[Part II of this series discusses further issues in the Kenyan High Court’s landmark judgment in David Ndii v The Attorney-General (the “BBI judgment”). Part I can be found here.)
One of the issues that fell for determination by the High Court in the BBI Judgment is whether article 257(10) of the Constitution demands of all specific constitutional amendments to be submitted as separate and distinct questions in a referendum ballot paper, or whether multiple questions may be contained in a single referendum ballot paper. The Court noted that in some jurisdictions, there are usually multi-option referendums whereby the options of voting available to the people are many, unlike in a binary referendum which admits of only two options-either in the affirmative or in the negative.
The Court relied on the Report of the Independent Commission on Referendums, a publication by University College London, for the proposition that imposing binary choices in a non-binary debate such as a constitutional amendment where there are many issues makes it virtually impossible for citizens to express their true preferences. In the Court’s reasoning, a binary option is also likely to fester political and social divisions and foment an adversarial contest. It was held that a multi-option referendum is apropos where there are multiple clearly defined options and there is clearly divided opinion on such options. The Court noted that the BBI Bill sought to amend at least 74 provisions of the Constitution, and held that to allow the same to pass as an omnibus bill as framed would be to rob citizens of freedom of choice and allow for either a ‘laundering or guillotining’ of the whole Bill. The court was emphatic that the proposals in the BBI Bill ought to be submitted as separate and distinct referendum questions to avoid confusion and to allow for each proposed amendment to be considered on its own merit.

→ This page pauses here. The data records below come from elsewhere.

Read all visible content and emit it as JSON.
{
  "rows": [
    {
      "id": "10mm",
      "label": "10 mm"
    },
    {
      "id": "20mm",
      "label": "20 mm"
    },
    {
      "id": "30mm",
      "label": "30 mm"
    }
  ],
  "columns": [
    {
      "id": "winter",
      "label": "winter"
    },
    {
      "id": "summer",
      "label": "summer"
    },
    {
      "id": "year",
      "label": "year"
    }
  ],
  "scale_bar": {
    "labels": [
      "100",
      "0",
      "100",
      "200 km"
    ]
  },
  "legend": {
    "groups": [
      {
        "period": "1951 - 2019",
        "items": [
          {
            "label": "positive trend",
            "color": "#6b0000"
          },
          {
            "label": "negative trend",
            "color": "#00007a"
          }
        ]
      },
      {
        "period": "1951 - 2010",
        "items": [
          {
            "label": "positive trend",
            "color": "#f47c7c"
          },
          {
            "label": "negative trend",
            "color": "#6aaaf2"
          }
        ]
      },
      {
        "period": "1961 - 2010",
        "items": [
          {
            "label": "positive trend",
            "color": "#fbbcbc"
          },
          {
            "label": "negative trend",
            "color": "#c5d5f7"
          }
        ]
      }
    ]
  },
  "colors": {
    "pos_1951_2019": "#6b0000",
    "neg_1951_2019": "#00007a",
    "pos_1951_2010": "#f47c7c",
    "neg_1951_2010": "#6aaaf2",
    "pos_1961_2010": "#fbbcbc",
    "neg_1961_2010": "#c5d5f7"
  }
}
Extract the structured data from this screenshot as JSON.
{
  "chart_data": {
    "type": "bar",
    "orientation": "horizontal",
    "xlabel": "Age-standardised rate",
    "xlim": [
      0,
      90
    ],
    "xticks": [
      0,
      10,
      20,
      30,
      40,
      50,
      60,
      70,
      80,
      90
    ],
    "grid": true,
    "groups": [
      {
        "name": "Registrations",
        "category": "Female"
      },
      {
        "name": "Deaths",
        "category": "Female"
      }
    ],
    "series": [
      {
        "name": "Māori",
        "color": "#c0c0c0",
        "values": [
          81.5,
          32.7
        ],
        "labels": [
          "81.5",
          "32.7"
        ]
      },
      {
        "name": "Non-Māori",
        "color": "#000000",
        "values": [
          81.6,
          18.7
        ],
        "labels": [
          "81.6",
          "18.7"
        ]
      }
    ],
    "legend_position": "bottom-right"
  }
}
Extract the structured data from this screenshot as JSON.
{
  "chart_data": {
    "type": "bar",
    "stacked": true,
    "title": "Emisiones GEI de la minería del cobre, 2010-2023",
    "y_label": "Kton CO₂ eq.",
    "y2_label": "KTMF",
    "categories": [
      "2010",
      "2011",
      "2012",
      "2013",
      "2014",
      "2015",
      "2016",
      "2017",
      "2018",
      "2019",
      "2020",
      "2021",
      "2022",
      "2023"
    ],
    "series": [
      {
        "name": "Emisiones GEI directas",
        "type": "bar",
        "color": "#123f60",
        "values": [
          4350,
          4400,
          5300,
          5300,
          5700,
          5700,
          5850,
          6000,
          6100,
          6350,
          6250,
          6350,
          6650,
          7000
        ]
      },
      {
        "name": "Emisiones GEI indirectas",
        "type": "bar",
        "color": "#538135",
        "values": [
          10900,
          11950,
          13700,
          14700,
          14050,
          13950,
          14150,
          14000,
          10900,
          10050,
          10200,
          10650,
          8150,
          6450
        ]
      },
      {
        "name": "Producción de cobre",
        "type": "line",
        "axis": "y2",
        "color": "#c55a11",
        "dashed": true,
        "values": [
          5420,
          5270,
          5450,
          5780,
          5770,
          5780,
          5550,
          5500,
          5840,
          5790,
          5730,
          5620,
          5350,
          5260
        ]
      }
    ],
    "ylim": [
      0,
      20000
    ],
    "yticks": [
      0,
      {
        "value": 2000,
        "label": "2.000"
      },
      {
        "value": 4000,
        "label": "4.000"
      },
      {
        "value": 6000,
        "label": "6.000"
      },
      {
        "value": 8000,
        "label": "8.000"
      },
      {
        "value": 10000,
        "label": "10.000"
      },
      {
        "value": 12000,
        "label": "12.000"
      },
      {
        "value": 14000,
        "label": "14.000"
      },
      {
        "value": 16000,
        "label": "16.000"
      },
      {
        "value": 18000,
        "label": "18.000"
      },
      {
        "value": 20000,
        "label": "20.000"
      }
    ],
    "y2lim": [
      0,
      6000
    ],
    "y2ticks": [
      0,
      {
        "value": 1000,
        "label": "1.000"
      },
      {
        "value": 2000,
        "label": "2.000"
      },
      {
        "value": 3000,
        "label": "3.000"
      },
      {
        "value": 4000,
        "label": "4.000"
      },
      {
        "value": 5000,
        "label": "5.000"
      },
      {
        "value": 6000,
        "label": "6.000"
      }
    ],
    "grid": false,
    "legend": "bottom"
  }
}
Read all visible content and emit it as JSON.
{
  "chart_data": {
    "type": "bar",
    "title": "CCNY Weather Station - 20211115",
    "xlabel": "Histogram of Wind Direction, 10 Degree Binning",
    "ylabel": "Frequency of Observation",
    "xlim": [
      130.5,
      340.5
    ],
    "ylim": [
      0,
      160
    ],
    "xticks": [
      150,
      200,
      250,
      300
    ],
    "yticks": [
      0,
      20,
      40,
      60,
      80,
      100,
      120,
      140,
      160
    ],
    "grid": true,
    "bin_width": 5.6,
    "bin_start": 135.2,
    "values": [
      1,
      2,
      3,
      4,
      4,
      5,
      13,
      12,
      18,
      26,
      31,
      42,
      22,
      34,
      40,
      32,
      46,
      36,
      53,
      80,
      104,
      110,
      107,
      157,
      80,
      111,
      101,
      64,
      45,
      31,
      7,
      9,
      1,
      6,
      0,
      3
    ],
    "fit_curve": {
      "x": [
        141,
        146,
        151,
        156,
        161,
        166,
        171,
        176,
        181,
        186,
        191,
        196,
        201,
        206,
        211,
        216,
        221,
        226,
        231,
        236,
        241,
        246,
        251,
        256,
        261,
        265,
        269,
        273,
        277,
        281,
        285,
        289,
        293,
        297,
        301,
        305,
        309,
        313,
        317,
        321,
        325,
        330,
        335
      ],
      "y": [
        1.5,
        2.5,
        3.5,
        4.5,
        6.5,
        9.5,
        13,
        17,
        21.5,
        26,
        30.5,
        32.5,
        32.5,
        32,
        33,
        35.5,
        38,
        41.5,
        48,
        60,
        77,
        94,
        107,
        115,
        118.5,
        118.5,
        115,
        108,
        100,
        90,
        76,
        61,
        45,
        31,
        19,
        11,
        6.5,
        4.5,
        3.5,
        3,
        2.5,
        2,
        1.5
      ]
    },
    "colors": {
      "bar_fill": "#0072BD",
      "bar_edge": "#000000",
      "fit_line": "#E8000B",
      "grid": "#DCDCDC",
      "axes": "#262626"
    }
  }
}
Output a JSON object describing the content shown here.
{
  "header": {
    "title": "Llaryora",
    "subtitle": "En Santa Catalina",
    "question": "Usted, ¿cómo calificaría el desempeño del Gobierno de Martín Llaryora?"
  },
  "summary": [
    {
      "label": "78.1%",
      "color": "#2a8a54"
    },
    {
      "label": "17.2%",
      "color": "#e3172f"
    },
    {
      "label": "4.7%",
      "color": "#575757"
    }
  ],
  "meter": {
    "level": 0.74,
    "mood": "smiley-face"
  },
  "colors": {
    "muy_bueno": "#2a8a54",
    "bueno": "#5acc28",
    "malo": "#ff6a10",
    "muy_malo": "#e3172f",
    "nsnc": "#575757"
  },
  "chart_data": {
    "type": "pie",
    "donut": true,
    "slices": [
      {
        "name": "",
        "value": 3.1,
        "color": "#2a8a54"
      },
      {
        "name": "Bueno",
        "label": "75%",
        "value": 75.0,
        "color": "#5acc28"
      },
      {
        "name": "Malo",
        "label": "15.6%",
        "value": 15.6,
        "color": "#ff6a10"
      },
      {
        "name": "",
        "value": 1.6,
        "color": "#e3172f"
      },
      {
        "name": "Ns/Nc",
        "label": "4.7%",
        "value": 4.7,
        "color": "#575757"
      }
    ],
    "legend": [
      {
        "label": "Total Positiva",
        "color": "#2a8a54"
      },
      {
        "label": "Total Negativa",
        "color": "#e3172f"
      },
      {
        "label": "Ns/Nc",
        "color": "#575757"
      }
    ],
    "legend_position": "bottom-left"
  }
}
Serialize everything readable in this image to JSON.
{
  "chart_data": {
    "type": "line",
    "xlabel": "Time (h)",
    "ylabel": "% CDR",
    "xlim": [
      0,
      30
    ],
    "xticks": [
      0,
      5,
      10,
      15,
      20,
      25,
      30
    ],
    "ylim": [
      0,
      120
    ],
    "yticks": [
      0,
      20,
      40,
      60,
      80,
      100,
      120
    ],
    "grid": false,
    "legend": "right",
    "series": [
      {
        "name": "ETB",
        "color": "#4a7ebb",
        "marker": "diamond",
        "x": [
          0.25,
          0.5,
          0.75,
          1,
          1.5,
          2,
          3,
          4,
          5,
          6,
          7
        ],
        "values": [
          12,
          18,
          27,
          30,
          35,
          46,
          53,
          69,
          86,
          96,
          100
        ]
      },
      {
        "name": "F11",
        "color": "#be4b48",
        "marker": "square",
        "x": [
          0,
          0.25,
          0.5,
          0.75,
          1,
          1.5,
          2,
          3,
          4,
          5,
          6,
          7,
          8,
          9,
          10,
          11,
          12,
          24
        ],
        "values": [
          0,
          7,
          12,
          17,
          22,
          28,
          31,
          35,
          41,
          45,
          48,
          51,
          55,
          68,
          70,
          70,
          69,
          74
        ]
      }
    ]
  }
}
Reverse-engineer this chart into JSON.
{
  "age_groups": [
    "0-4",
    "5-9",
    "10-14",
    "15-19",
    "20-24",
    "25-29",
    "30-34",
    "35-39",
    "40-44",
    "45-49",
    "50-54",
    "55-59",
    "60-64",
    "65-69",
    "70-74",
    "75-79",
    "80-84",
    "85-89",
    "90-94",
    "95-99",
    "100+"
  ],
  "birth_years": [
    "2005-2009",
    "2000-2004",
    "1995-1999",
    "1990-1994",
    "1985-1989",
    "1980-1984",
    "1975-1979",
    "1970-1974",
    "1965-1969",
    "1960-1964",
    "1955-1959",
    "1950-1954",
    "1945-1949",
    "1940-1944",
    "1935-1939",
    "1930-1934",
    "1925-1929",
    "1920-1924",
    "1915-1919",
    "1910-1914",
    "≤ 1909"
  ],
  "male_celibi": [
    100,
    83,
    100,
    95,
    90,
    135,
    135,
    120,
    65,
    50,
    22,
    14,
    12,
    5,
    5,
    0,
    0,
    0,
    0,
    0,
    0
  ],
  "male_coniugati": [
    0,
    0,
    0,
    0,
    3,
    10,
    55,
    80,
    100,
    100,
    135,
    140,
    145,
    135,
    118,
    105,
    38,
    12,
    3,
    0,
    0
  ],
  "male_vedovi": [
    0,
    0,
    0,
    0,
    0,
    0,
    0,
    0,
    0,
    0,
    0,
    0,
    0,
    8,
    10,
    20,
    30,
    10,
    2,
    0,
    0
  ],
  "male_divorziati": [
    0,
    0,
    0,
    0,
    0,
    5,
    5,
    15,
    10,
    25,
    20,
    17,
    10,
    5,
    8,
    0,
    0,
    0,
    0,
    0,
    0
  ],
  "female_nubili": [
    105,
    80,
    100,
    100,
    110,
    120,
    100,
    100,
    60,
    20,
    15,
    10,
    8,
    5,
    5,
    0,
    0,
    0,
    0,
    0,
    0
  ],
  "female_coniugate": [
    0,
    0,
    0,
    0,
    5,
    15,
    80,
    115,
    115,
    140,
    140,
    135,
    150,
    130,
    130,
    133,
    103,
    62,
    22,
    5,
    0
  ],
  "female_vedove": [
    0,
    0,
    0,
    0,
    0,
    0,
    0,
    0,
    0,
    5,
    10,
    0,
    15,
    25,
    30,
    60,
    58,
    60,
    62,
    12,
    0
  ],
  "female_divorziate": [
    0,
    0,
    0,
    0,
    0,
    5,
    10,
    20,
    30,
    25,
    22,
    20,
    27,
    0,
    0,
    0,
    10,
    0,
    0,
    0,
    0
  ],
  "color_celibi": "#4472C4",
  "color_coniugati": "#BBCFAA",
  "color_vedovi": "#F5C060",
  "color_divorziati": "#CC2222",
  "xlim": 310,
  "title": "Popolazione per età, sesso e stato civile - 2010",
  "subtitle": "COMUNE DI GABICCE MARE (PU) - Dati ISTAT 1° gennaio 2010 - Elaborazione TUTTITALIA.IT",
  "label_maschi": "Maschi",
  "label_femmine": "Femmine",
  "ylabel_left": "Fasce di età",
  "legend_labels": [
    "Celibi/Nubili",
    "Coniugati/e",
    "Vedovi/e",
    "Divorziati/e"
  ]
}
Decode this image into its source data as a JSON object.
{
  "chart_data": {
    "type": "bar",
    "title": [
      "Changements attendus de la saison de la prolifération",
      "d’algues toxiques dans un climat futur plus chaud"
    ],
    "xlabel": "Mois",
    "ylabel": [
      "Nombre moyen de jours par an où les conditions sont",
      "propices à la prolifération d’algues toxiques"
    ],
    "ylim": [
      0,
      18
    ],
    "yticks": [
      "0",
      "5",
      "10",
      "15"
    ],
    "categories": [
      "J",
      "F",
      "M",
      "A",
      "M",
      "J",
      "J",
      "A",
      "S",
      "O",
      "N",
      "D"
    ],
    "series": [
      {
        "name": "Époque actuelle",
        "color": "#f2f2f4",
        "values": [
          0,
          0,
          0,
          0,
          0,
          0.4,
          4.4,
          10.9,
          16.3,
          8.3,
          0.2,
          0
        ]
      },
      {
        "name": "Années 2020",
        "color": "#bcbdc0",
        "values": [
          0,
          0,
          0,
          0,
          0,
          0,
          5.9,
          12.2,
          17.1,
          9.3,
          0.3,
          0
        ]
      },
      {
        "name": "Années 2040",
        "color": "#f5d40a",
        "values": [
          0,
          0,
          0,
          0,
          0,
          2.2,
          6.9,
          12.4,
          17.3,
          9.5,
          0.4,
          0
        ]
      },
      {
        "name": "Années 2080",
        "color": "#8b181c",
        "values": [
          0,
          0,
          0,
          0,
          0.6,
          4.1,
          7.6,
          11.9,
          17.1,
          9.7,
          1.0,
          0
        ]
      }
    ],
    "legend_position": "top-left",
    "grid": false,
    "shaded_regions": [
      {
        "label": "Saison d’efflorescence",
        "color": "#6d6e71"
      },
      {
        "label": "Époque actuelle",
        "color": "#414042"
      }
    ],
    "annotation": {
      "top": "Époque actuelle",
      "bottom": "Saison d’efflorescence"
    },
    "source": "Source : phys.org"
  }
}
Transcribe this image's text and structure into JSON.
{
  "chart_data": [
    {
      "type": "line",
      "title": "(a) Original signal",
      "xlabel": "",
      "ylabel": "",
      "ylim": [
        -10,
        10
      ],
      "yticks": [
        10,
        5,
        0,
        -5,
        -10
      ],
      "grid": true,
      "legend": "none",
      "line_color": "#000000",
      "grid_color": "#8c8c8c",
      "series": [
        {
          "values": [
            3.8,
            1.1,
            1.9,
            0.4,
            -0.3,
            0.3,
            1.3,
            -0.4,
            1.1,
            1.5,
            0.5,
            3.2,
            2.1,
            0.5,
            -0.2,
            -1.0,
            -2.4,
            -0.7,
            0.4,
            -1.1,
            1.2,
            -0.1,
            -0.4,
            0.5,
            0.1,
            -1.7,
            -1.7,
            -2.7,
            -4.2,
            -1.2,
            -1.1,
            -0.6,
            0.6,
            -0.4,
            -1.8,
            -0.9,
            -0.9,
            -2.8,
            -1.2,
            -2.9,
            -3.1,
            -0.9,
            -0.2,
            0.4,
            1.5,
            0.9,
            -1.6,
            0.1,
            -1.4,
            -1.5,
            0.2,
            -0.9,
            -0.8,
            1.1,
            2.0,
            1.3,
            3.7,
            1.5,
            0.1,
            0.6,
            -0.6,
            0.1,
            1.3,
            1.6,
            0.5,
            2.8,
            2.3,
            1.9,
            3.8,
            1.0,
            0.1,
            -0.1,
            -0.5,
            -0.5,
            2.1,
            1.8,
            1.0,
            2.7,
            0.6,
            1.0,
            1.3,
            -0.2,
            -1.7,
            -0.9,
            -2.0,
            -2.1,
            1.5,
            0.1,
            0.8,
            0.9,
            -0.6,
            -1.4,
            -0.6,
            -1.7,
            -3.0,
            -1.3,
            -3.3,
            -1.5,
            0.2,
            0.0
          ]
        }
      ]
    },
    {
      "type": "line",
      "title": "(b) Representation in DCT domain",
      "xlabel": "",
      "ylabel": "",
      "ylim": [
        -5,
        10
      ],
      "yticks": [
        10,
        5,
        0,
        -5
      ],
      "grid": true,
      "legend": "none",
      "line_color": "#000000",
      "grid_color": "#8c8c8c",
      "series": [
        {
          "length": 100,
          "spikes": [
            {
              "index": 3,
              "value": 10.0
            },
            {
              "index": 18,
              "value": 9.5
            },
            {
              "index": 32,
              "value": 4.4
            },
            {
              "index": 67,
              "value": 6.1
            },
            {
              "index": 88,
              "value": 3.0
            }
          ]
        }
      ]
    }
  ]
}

It would appear that the reasoning of the Court in this regard was sound and people-centred, in that the requirement to present a separate and referendum question on each of the amendment proposal seeks to give agency to the citizenry. It is a recognition of the fact that people do not operate robotically as to either approve or disapprove of constitutional amendments. As acknowledged by the Court, it may well be that a citizen desires particular amendment proposals while disapproving of others, and they ought to be afforded a chance to make these choices or cherry-pick so to speak. Indeed, only such a mechanism can tame attempts by the political elite and others who may desire to amend a Constitution from adopting a ‘carrot and stick’ approach whereby they entice the citizenry with some goodies in the form of amendments which may however turn out to be ‘poisoned chalice’.
Additionally, a multi-option referendum avoids the challenge of a binary referendum of polarising debates as was the case with the Brexit vote in the UK. It also avoids the reductionist approach of reducing complex policy decisions to two diametrically opposed options. In any event, there have been various experiences of multi-option referendums around the world that may be drawn upon.
The above notwithstanding, there are practical challenges of realising the commands of the Court. In cases where there are multiple proposals for amendment, as is the case with the BBI Bill, it may be impractical or virtually impossible to condense all amendment proposals in form of questions onto a referendum ballot paper. This is especially so given the low literacy levels of the citizenry of a not-insignificant part of the voting population, the latent nature of some proposed amendments, the cost of printing lengthy ballot papers and the time spent in voting on each of the proposals.